Terriers in general, don’t seem to be as sensitive to human stuff, so I didn’t immediately think much of it. In the same instant I realized the man’s tone had suddenly calmed and I watched the blood in his flushed angry face, visibly recede. I followed the gaze of his eyes downward down toward his legs. There was Reilly; he had walked over and gently placed his chin on the guy’s knee in mid scream and with what I gauged to be a quizzical expression so as if to say “what’s wrong, can I do anything?” looked up at him. A calmness seized the room and by the time I looked up at him, he was smiling, patted Reilly, and apologized for the outburst.
No mere mortal mediator could have done the same.
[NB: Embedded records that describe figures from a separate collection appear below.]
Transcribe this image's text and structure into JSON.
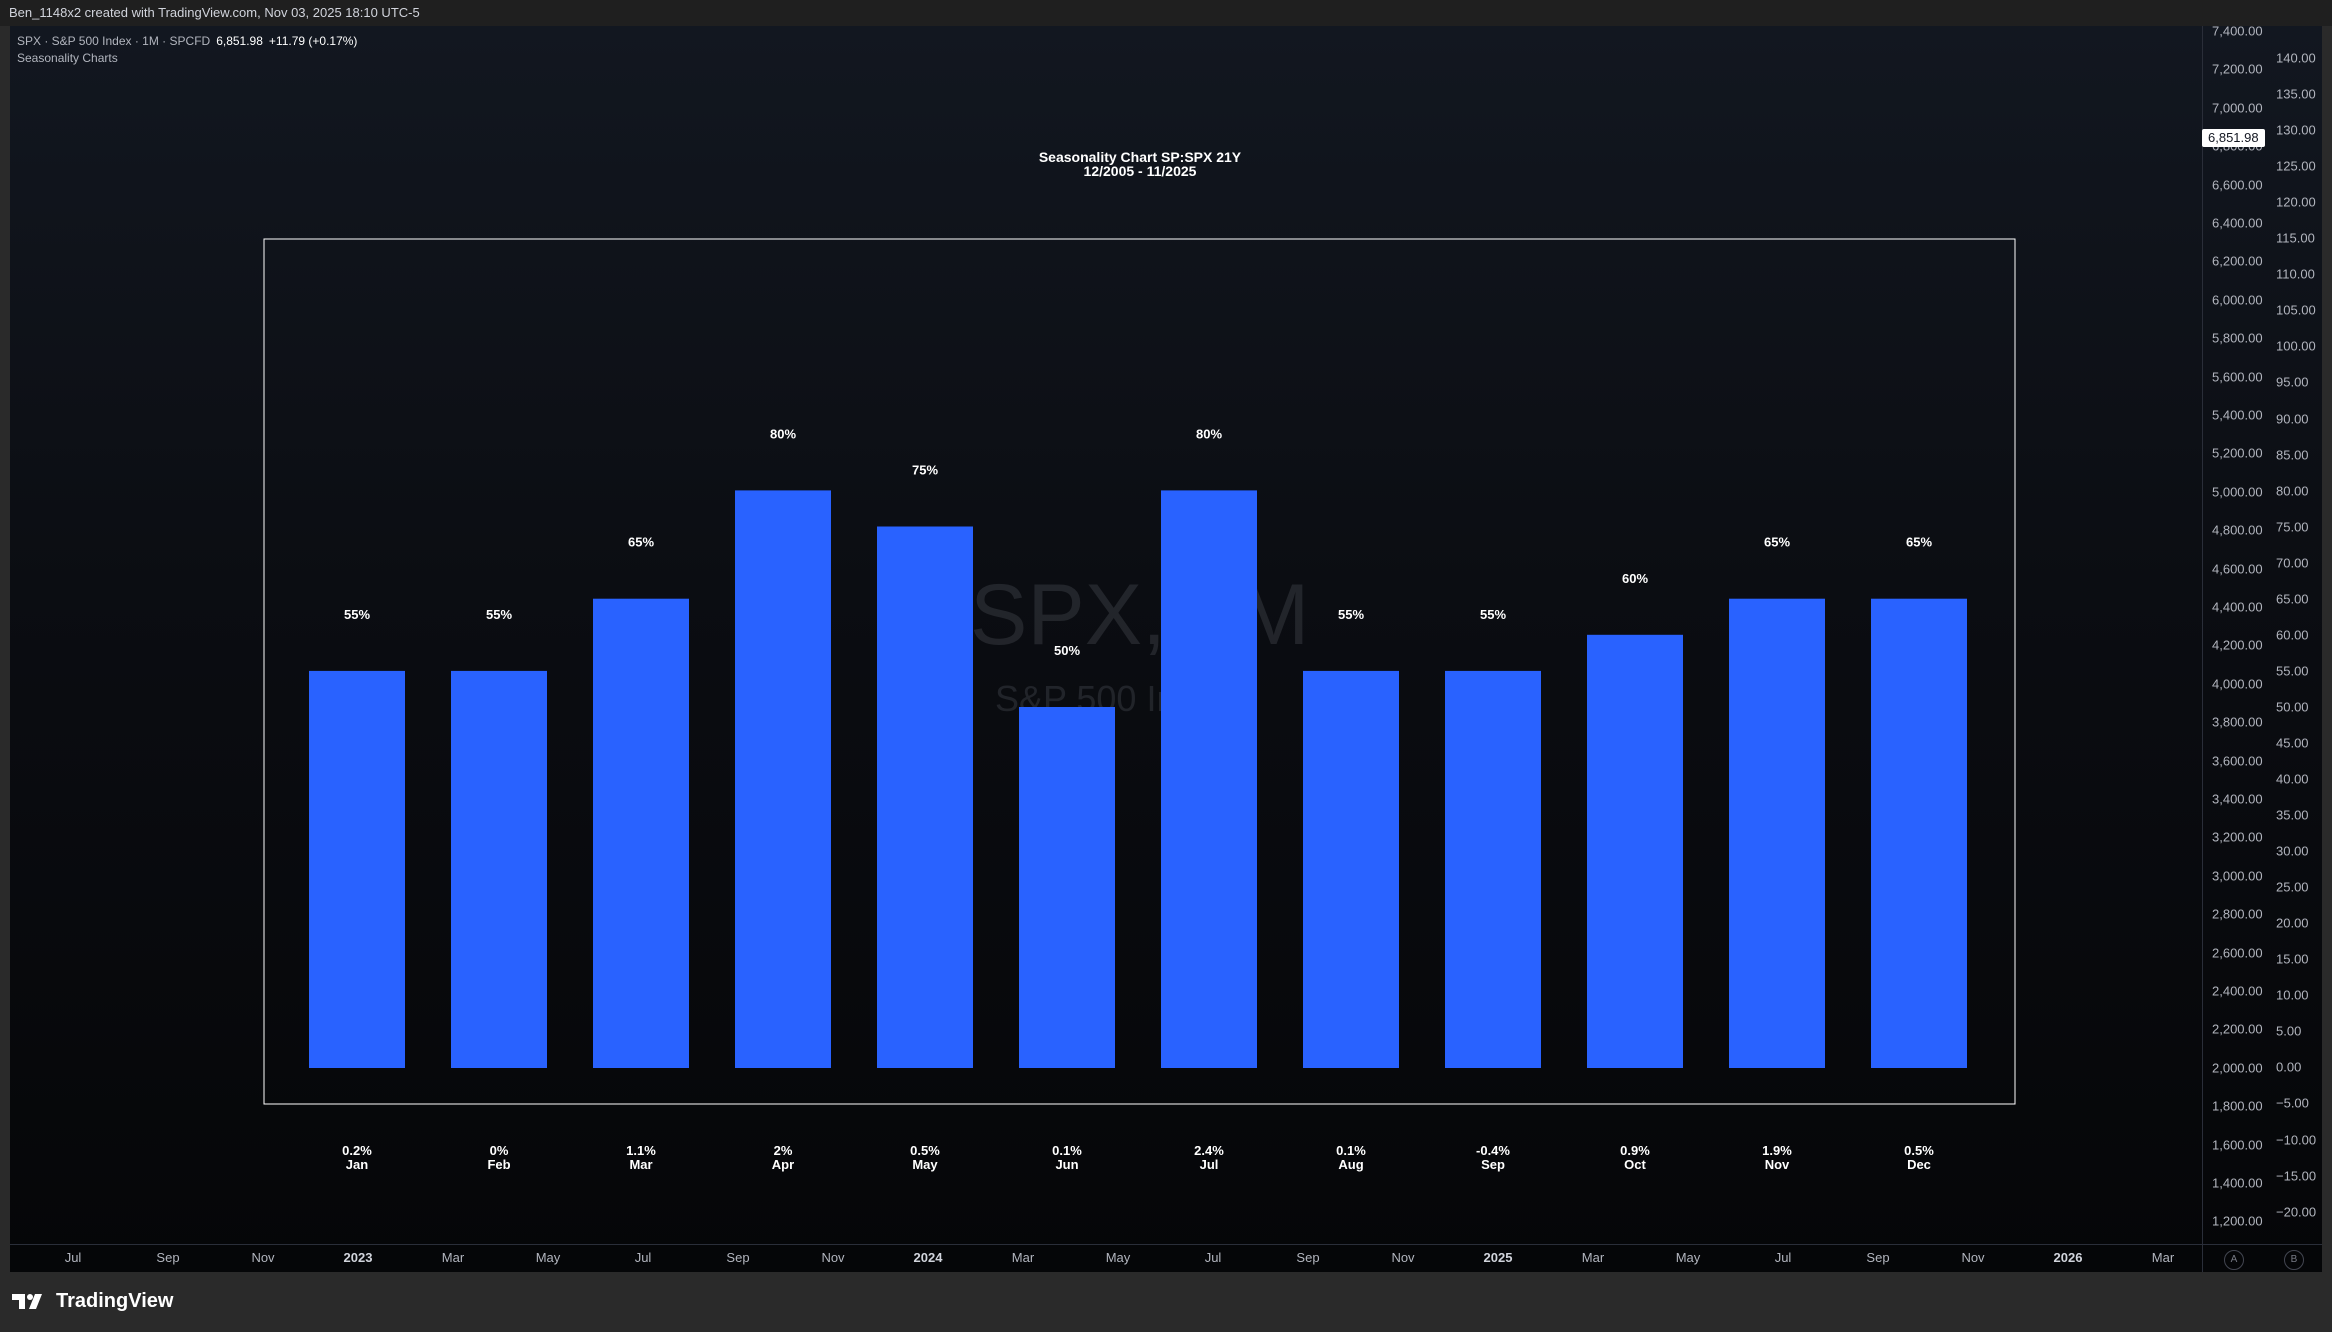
{
  "header": {
    "attribution": "Ben_1148x2 created with TradingView.com, Nov 03, 2025 18:10 UTC-5"
  },
  "legend": {
    "symbol_line": "SPX · S&P 500 Index · 1M · SPCFD",
    "price": "6,851.98",
    "change": "+11.79 (+0.17%)",
    "indicator": "Seasonality Charts"
  },
  "watermark": {
    "symbol": "SPX, 1M",
    "description": "S&P 500 Index"
  },
  "colors": {
    "bar": "#2962ff",
    "box": "#ffffff",
    "background": "#0b0d12"
  },
  "price_axis": {
    "ticks": [
      "7,400.00",
      "7,200.00",
      "7,000.00",
      "6,800.00",
      "6,600.00",
      "6,400.00",
      "6,200.00",
      "6,000.00",
      "5,800.00",
      "5,600.00",
      "5,400.00",
      "5,200.00",
      "5,000.00",
      "4,800.00",
      "4,600.00",
      "4,400.00",
      "4,200.00",
      "4,000.00",
      "3,800.00",
      "3,600.00",
      "3,400.00",
      "3,200.00",
      "3,000.00",
      "2,800.00",
      "2,600.00",
      "2,400.00",
      "2,200.00",
      "2,000.00",
      "1,800.00",
      "1,600.00",
      "1,400.00",
      "1,200.00"
    ],
    "current_price": "6,851.98"
  },
  "indicator_axis": {
    "ticks": [
      "140.00",
      "135.00",
      "130.00",
      "125.00",
      "120.00",
      "115.00",
      "110.00",
      "105.00",
      "100.00",
      "95.00",
      "90.00",
      "85.00",
      "80.00",
      "75.00",
      "70.00",
      "65.00",
      "60.00",
      "55.00",
      "50.00",
      "45.00",
      "40.00",
      "35.00",
      "30.00",
      "25.00",
      "20.00",
      "15.00",
      "10.00",
      "5.00",
      "0.00",
      "−5.00",
      "−10.00",
      "−15.00",
      "−20.00"
    ]
  },
  "time_axis": {
    "labels": [
      "Jul",
      "Sep",
      "Nov",
      "2023",
      "Mar",
      "May",
      "Jul",
      "Sep",
      "Nov",
      "2024",
      "Mar",
      "May",
      "Jul",
      "Sep",
      "Nov",
      "2025",
      "Mar",
      "May",
      "Jul",
      "Sep",
      "Nov",
      "2026",
      "Mar"
    ],
    "bold": [
      "2023",
      "2024",
      "2025",
      "2026"
    ]
  },
  "controls": {
    "auto_label": "A",
    "log_label": "B"
  },
  "footer": {
    "brand": "TradingView"
  },
  "chart_data": {
    "type": "bar",
    "title": "Seasonality Chart SP:SPX 21Y",
    "subtitle": "12/2005 - 11/2025",
    "categories": [
      "Jan",
      "Feb",
      "Mar",
      "Apr",
      "May",
      "Jun",
      "Jul",
      "Aug",
      "Sep",
      "Oct",
      "Nov",
      "Dec"
    ],
    "values": [
      55,
      55,
      65,
      80,
      75,
      50,
      80,
      55,
      55,
      60,
      65,
      65
    ],
    "value_labels": [
      "55%",
      "55%",
      "65%",
      "80%",
      "75%",
      "50%",
      "80%",
      "55%",
      "55%",
      "60%",
      "65%",
      "65%"
    ],
    "avg_returns": [
      "0.2%",
      "0%",
      "1.1%",
      "2%",
      "0.5%",
      "0.1%",
      "2.4%",
      "0.1%",
      "-0.4%",
      "0.9%",
      "1.9%",
      "0.5%"
    ],
    "ylim": [
      0,
      140
    ],
    "xlabel": "",
    "ylabel": ""
  }
}
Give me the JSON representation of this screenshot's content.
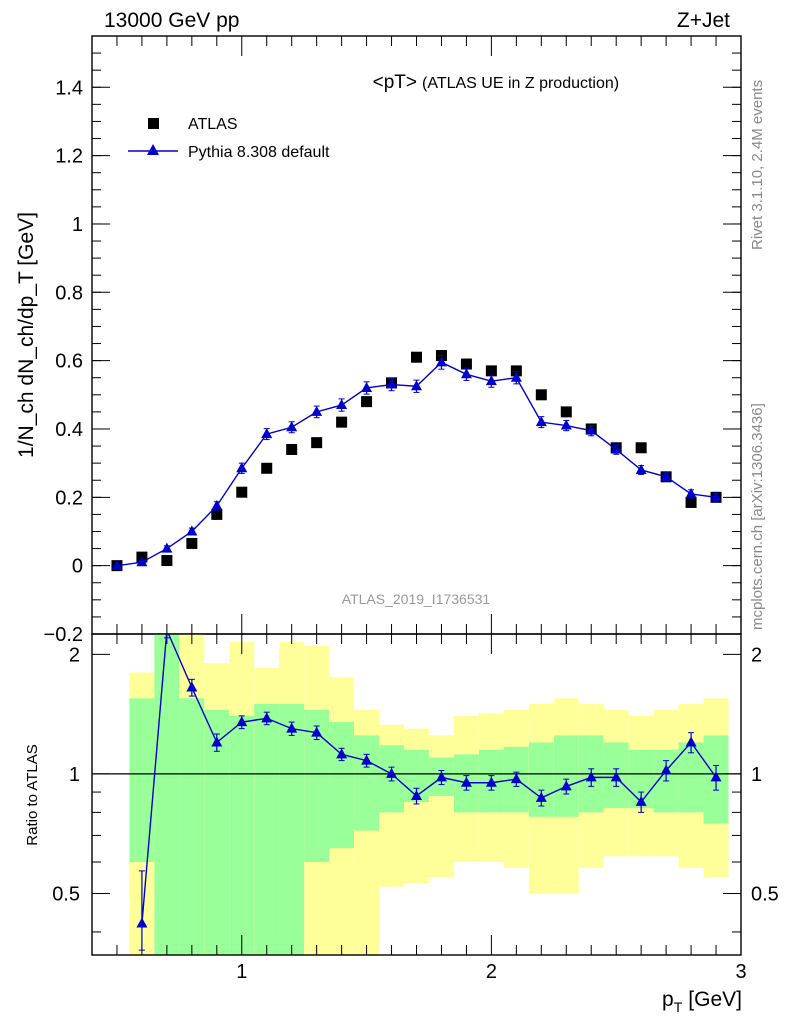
{
  "header": {
    "left": "13000 GeV pp",
    "right": "Z+Jet"
  },
  "side_labels": {
    "rivet": "Rivet 3.1.10,  2.4M events",
    "mcplots": "mcplots.cern.ch [arXiv:1306.3436]"
  },
  "analysis_id": "ATLAS_2019_I1736531",
  "colors": {
    "mc": "#0000cc",
    "band_inner": "#99ff99",
    "band_outer": "#ffff99",
    "data": "#000000"
  },
  "chart_data": [
    {
      "type": "scatter",
      "title_main": "<pT>",
      "title_sub": "(ATLAS UE in Z production)",
      "xlabel": "p",
      "xlabel_sub": "T",
      "xlabel_unit": "[GeV]",
      "ylabel": "1/N_ch dN_ch/dp_T [GeV]",
      "xlim": [
        0.4,
        3.0
      ],
      "ylim": [
        -0.2,
        1.55
      ],
      "yticks": [
        -0.2,
        0,
        0.2,
        0.4,
        0.6,
        0.8,
        1,
        1.2,
        1.4
      ],
      "ytick_labels": [
        "−0.2",
        "0",
        "0.2",
        "0.4",
        "0.6",
        "0.8",
        "1",
        "1.2",
        "1.4"
      ],
      "xticks": [
        1,
        2,
        3
      ],
      "legend_position": "top-left",
      "x": [
        0.5,
        0.6,
        0.7,
        0.8,
        0.9,
        1.0,
        1.1,
        1.2,
        1.3,
        1.4,
        1.5,
        1.6,
        1.7,
        1.8,
        1.9,
        2.0,
        2.1,
        2.2,
        2.3,
        2.4,
        2.5,
        2.6,
        2.7,
        2.8,
        2.9
      ],
      "series": [
        {
          "name": "ATLAS",
          "marker": "square",
          "values": [
            0.0,
            0.025,
            0.015,
            0.065,
            0.15,
            0.215,
            0.285,
            0.34,
            0.36,
            0.42,
            0.48,
            0.535,
            0.61,
            0.615,
            0.59,
            0.57,
            0.57,
            0.5,
            0.45,
            0.4,
            0.345,
            0.345,
            0.26,
            0.185,
            0.2
          ]
        },
        {
          "name": "Pythia 8.308 default",
          "marker": "triangle",
          "values": [
            0.0,
            0.01,
            0.05,
            0.1,
            0.175,
            0.285,
            0.385,
            0.405,
            0.45,
            0.47,
            0.52,
            0.53,
            0.525,
            0.595,
            0.56,
            0.54,
            0.55,
            0.42,
            0.41,
            0.395,
            0.34,
            0.28,
            0.26,
            0.21,
            0.2
          ],
          "errors": [
            0.0,
            0.005,
            0.008,
            0.01,
            0.012,
            0.015,
            0.016,
            0.016,
            0.017,
            0.018,
            0.018,
            0.018,
            0.018,
            0.02,
            0.018,
            0.018,
            0.018,
            0.016,
            0.015,
            0.015,
            0.014,
            0.013,
            0.013,
            0.012,
            0.012
          ]
        }
      ]
    },
    {
      "type": "scatter",
      "ylabel": "Ratio to ATLAS",
      "xlim": [
        0.4,
        3.0
      ],
      "ylim": [
        0.35,
        2.25
      ],
      "yticks": [
        0.5,
        1,
        2
      ],
      "xticks": [
        1,
        2,
        3
      ],
      "reference_line": 1,
      "x_edges": [
        0.55,
        0.65,
        0.75,
        0.85,
        0.95,
        1.05,
        1.15,
        1.25,
        1.35,
        1.45,
        1.55,
        1.65,
        1.75,
        1.85,
        1.95,
        2.05,
        2.15,
        2.25,
        2.35,
        2.45,
        2.55,
        2.65,
        2.75,
        2.85,
        2.95
      ],
      "band_inner_high": [
        1.55,
        2.3,
        1.55,
        1.45,
        1.4,
        1.5,
        1.5,
        1.45,
        1.35,
        1.25,
        1.18,
        1.15,
        1.1,
        1.12,
        1.15,
        1.17,
        1.2,
        1.25,
        1.25,
        1.2,
        1.15,
        1.15,
        1.2,
        1.25
      ],
      "band_inner_low": [
        0.6,
        0.35,
        0.35,
        0.35,
        0.35,
        0.35,
        0.35,
        0.6,
        0.65,
        0.72,
        0.8,
        0.85,
        0.88,
        0.8,
        0.8,
        0.8,
        0.78,
        0.78,
        0.8,
        0.82,
        0.82,
        0.8,
        0.8,
        0.75
      ],
      "band_outer_high": [
        1.8,
        2.3,
        2.3,
        1.9,
        2.15,
        1.85,
        2.15,
        2.1,
        1.75,
        1.45,
        1.33,
        1.3,
        1.25,
        1.4,
        1.42,
        1.45,
        1.5,
        1.55,
        1.5,
        1.45,
        1.4,
        1.45,
        1.5,
        1.55
      ],
      "band_outer_low": [
        0.35,
        0.35,
        0.35,
        0.35,
        0.35,
        0.35,
        0.35,
        0.35,
        0.35,
        0.35,
        0.52,
        0.53,
        0.55,
        0.6,
        0.6,
        0.58,
        0.5,
        0.5,
        0.58,
        0.62,
        0.62,
        0.62,
        0.58,
        0.55
      ],
      "mc_ratio": [
        0.42,
        2.3,
        1.65,
        1.2,
        1.35,
        1.38,
        1.3,
        1.27,
        1.12,
        1.08,
        1.0,
        0.88,
        0.98,
        0.95,
        0.95,
        0.97,
        0.87,
        0.93,
        0.98,
        0.98,
        0.85,
        1.02,
        1.2,
        0.98
      ],
      "mc_ratio_errors": [
        0.15,
        0.1,
        0.08,
        0.06,
        0.05,
        0.05,
        0.05,
        0.05,
        0.04,
        0.04,
        0.04,
        0.04,
        0.04,
        0.04,
        0.04,
        0.04,
        0.04,
        0.04,
        0.05,
        0.05,
        0.05,
        0.06,
        0.07,
        0.07
      ]
    }
  ]
}
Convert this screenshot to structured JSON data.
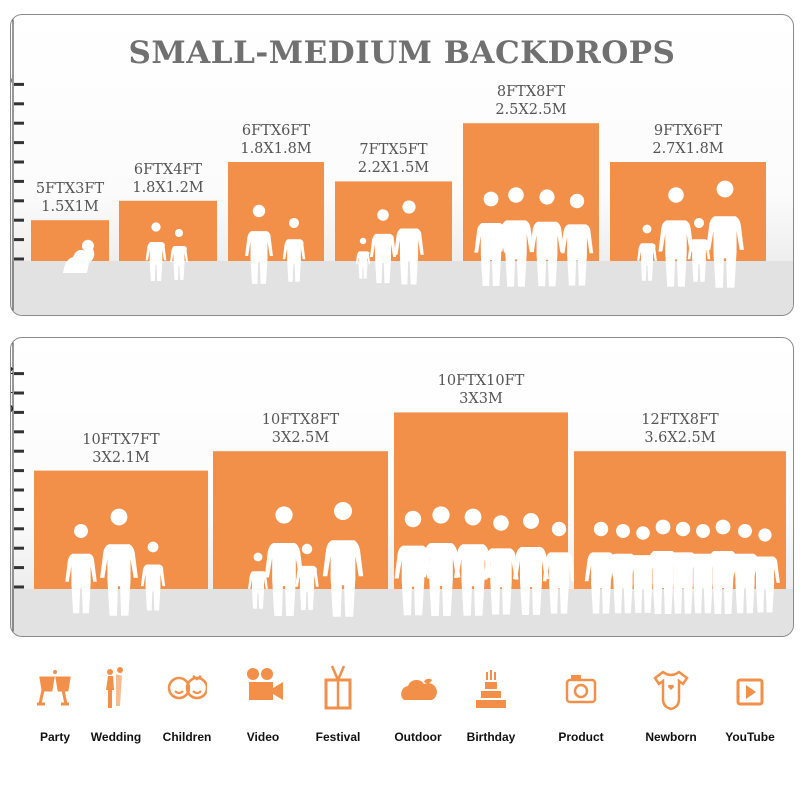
{
  "title": "SMALL-MEDIUM BACKDROPS",
  "colors": {
    "accent": "#F2904A",
    "title": "#707070",
    "figure": "#FFFFFF"
  },
  "panels": [
    {
      "axis_ticks": [
        "1",
        "2",
        "3",
        "4",
        "5",
        "6",
        "7",
        "8",
        "9",
        "10"
      ],
      "backdrops": [
        {
          "label_ft": "5FTX3FT",
          "label_m": "1.5X1M",
          "width_ft": 5,
          "height_ft": 3
        },
        {
          "label_ft": "6FTX4FT",
          "label_m": "1.8X1.2M",
          "width_ft": 6,
          "height_ft": 4
        },
        {
          "label_ft": "6FTX6FT",
          "label_m": "1.8X1.8M",
          "width_ft": 6,
          "height_ft": 6
        },
        {
          "label_ft": "7FTX5FT",
          "label_m": "2.2X1.5M",
          "width_ft": 7,
          "height_ft": 5
        },
        {
          "label_ft": "8FTX8FT",
          "label_m": "2.5X2.5M",
          "width_ft": 8,
          "height_ft": 8
        },
        {
          "label_ft": "9FTX6FT",
          "label_m": "2.7X1.8M",
          "width_ft": 9,
          "height_ft": 6
        }
      ]
    },
    {
      "axis_ticks": [
        "1",
        "2",
        "3",
        "4",
        "5",
        "6",
        "7",
        "8",
        "9",
        "10",
        "11",
        "12"
      ],
      "backdrops": [
        {
          "label_ft": "10FTX7FT",
          "label_m": "3X2.1M",
          "width_ft": 10,
          "height_ft": 7
        },
        {
          "label_ft": "10FTX8FT",
          "label_m": "3X2.5M",
          "width_ft": 10,
          "height_ft": 8
        },
        {
          "label_ft": "10FTX10FT",
          "label_m": "3X3M",
          "width_ft": 10,
          "height_ft": 10
        },
        {
          "label_ft": "12FTX8FT",
          "label_m": "3.6X2.5M",
          "width_ft": 12,
          "height_ft": 8
        }
      ]
    }
  ],
  "categories": [
    {
      "label": "Party",
      "icon": "champagne-glasses-icon"
    },
    {
      "label": "Wedding",
      "icon": "wedding-couple-icon"
    },
    {
      "label": "Children",
      "icon": "children-faces-icon"
    },
    {
      "label": "Video",
      "icon": "video-camera-icon"
    },
    {
      "label": "Festival",
      "icon": "gift-box-icon"
    },
    {
      "label": "Outdoor",
      "icon": "cloud-icon"
    },
    {
      "label": "Birthday",
      "icon": "birthday-cake-icon"
    },
    {
      "label": "Product",
      "icon": "camera-icon"
    },
    {
      "label": "Newborn",
      "icon": "baby-onesie-icon"
    },
    {
      "label": "YouTube",
      "icon": "play-button-icon"
    }
  ]
}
Dogs have a capacity to trigger a human response and dissipate stress in ways unavailable to other humans. Since then, there have been countless other examples revealing their talent as conflict mediators. Even if dogs merely pretend to like us for the security and comfort they obtain, we as humans gain more than a fair trade-off in support and service. It is a pretense that works to our advantage. nd, as further benefit, that would to do any wily dog proud, all expenses—food, toys, vet bills—can be bona fide tax write-offs, although I might need to bring Rugger and Reilly with me to the IRS audit to soften their hard hearts as only dogs can do.
Postscript: Reilly and Rugger died within three weeks of one another in 1999. Their work was carried on by Bean, a beguiling Wheaten Terrier, who passed in 2016. They are deeply missed.
Consider co-mediating with a dog. Not only will he or she likely be amenable to all your fancy human tricks, unlike other mediators you might team with, but the presence will help you appear to be the person your dog seems to think you are.